Die Sprachensituation ist nur ein Aspekt des Identitätskonflikts, der das Elsass kennzeichnet. Der ständige Wechsel der politischen Zugehörigkeit hat jeweils tiefe Narben in Form von Ressentiments, Ablehnung, gelegentlich sogar Hass hinterlassen. Insofern sind in den Köpfen der Menschen Grenzen erwachsen, die teilweise stärker und nachhaltiger wirken als es die politischen Grenzen getan haben. Nach dem Wegfall dieser Grenzen im Zuge des europäischen Integrationsprozesses gilt es nunmehr, diese Grenzen in den Köpfen aufzulösen, die immer noch Feindbilder produzieren, denn bloße Nachbarschaft ist alles andere als ein Garant für eine richtige, faire und nuancierte Kenntnisnahme des anderen (vgl.: Landeszentrale für politische Bildung, 1996, S. 4).

Wie stark die historischen Konflikte die "Wahrnehmung" des jeweilig anderen geprägt haben, lässt sich gerade am Beispiel des deutsch-französischen Verhältnisses und der "Bilder" voneinander augenfällig dokumentieren.
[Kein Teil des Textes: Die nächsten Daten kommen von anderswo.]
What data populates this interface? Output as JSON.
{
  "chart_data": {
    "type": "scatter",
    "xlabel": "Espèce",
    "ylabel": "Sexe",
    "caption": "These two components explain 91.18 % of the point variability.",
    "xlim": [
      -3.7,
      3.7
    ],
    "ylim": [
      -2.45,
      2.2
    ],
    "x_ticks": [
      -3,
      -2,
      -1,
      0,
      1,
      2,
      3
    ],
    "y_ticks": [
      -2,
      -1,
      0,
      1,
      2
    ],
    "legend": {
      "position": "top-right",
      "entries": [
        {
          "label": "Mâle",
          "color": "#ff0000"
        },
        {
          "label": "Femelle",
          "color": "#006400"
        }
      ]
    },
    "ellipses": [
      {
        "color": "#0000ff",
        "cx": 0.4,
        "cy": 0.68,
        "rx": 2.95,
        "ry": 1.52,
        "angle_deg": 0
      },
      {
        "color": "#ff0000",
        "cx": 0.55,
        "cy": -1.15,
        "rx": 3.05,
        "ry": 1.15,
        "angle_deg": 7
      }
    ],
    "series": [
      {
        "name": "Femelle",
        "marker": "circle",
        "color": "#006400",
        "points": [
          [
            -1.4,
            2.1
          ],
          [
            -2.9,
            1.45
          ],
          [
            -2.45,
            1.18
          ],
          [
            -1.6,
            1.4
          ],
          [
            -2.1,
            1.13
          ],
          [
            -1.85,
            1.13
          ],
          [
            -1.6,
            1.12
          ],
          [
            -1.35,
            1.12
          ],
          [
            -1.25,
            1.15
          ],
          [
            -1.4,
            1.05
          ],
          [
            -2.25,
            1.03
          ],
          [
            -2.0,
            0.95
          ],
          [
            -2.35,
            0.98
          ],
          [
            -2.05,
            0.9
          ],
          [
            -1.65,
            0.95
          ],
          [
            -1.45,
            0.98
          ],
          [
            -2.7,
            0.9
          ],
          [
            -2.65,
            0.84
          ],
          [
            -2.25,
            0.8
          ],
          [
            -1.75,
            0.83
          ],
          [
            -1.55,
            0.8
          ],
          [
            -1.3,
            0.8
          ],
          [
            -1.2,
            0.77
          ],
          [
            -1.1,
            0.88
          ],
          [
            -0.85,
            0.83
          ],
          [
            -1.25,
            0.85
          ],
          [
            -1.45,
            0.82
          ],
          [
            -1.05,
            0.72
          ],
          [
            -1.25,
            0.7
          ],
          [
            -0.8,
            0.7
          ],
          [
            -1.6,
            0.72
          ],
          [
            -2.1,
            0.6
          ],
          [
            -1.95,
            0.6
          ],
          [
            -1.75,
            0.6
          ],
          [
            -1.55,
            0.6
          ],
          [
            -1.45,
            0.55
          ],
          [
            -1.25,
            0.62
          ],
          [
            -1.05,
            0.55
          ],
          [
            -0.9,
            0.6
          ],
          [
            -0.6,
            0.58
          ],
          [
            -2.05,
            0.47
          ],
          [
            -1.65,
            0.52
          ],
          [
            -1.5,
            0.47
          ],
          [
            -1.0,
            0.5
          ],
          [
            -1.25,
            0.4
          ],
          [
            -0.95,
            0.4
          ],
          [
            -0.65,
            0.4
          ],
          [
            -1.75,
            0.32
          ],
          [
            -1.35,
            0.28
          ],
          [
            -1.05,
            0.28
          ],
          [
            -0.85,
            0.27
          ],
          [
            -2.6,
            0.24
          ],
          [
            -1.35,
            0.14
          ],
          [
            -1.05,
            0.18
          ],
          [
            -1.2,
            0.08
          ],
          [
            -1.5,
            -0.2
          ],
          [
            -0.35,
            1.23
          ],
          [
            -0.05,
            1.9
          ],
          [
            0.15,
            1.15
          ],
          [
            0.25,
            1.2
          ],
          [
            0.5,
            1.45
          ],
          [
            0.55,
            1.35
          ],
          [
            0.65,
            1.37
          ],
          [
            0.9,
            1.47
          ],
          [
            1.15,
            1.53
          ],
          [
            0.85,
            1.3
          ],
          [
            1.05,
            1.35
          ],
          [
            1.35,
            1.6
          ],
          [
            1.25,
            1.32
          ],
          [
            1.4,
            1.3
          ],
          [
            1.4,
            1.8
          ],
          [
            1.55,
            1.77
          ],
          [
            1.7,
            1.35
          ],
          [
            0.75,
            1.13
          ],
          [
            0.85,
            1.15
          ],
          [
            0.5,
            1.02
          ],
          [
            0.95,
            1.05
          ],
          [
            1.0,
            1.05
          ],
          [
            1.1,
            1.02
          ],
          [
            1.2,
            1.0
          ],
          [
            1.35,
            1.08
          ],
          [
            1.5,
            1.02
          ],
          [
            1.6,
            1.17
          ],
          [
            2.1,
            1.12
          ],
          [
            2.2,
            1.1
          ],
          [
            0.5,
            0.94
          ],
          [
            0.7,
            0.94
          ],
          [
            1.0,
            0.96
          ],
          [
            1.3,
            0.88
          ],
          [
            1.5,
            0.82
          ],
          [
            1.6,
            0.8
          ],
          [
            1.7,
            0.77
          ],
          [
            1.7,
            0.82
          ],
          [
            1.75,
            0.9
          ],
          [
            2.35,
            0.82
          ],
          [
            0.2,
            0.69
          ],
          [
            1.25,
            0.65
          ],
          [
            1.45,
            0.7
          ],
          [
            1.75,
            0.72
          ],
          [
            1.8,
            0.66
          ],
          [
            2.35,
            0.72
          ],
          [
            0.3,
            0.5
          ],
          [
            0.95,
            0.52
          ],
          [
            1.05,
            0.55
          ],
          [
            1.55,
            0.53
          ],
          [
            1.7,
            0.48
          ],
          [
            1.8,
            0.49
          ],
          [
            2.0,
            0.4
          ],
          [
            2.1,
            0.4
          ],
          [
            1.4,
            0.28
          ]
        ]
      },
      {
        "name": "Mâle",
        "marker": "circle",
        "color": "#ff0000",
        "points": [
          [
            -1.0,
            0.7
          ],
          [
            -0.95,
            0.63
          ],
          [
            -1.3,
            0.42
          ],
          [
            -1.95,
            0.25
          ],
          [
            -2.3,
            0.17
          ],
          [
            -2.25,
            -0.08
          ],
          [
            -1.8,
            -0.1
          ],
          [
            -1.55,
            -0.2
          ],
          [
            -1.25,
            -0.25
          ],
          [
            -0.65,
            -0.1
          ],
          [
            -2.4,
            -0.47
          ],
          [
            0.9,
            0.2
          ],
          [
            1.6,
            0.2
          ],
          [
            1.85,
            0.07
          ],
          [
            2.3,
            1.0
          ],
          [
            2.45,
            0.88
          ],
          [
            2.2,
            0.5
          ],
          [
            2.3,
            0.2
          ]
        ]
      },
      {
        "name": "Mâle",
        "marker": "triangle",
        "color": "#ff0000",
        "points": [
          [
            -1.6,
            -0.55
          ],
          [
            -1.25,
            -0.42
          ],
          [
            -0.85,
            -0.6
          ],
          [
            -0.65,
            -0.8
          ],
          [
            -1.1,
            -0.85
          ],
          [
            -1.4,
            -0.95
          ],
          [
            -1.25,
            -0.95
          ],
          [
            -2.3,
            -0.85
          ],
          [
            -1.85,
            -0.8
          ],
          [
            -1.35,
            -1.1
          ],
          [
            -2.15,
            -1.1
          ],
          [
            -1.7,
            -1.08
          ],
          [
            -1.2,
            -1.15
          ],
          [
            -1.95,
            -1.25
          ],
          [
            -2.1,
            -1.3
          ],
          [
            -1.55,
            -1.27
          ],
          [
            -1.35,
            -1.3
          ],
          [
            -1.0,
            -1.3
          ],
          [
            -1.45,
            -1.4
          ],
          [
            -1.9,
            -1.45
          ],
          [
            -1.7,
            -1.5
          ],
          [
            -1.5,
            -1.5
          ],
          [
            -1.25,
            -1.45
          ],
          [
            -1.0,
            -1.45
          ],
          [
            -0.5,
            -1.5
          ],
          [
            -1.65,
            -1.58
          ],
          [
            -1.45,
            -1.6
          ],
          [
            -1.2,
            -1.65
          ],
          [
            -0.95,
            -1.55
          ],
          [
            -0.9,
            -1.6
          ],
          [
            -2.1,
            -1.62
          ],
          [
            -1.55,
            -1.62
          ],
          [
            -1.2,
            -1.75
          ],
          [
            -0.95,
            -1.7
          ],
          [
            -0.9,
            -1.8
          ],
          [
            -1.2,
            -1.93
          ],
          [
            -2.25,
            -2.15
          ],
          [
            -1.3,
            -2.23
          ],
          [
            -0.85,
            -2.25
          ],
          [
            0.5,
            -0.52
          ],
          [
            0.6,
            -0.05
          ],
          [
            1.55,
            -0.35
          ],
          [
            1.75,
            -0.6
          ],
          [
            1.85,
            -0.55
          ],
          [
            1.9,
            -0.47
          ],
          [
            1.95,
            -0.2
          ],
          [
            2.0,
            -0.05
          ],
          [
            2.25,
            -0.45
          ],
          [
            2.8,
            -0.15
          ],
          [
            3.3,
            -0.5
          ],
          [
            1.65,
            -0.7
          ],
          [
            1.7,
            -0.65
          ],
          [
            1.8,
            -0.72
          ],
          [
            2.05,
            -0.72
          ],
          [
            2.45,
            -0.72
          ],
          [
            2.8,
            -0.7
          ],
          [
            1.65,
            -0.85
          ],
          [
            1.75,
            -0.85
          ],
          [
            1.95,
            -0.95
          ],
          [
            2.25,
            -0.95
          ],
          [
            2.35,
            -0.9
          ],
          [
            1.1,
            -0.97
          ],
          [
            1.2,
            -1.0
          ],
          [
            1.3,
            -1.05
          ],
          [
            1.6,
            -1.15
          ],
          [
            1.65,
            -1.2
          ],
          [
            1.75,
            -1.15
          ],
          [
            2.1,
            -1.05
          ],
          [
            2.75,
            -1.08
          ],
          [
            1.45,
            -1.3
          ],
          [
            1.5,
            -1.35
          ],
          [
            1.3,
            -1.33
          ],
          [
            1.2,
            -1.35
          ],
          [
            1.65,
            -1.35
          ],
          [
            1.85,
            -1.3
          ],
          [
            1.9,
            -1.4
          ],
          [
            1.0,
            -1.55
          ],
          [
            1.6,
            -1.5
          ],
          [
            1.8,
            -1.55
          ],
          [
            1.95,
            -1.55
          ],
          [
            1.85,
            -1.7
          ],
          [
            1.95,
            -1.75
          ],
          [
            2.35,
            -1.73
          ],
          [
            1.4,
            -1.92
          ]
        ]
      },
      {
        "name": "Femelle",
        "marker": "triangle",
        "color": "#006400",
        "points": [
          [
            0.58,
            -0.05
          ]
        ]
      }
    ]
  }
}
Dabei ist zu berücksichtigen, dass diese Vorstellungen nicht statisch sind, dass sie sich im Gegenteil im Verlauf der Geschichte sogar immer wieder gewandelt haben. Während der Französischen Revolution (1789-1799) entstand durch die Emigration eines Teils des französischen Adels nach Deutschland ein enger Kontakt zwischen den Oberschichten beider Länder, der dazu beitrug, ein überwiegend positives Deutschlandbild der französischen Elite zu formen.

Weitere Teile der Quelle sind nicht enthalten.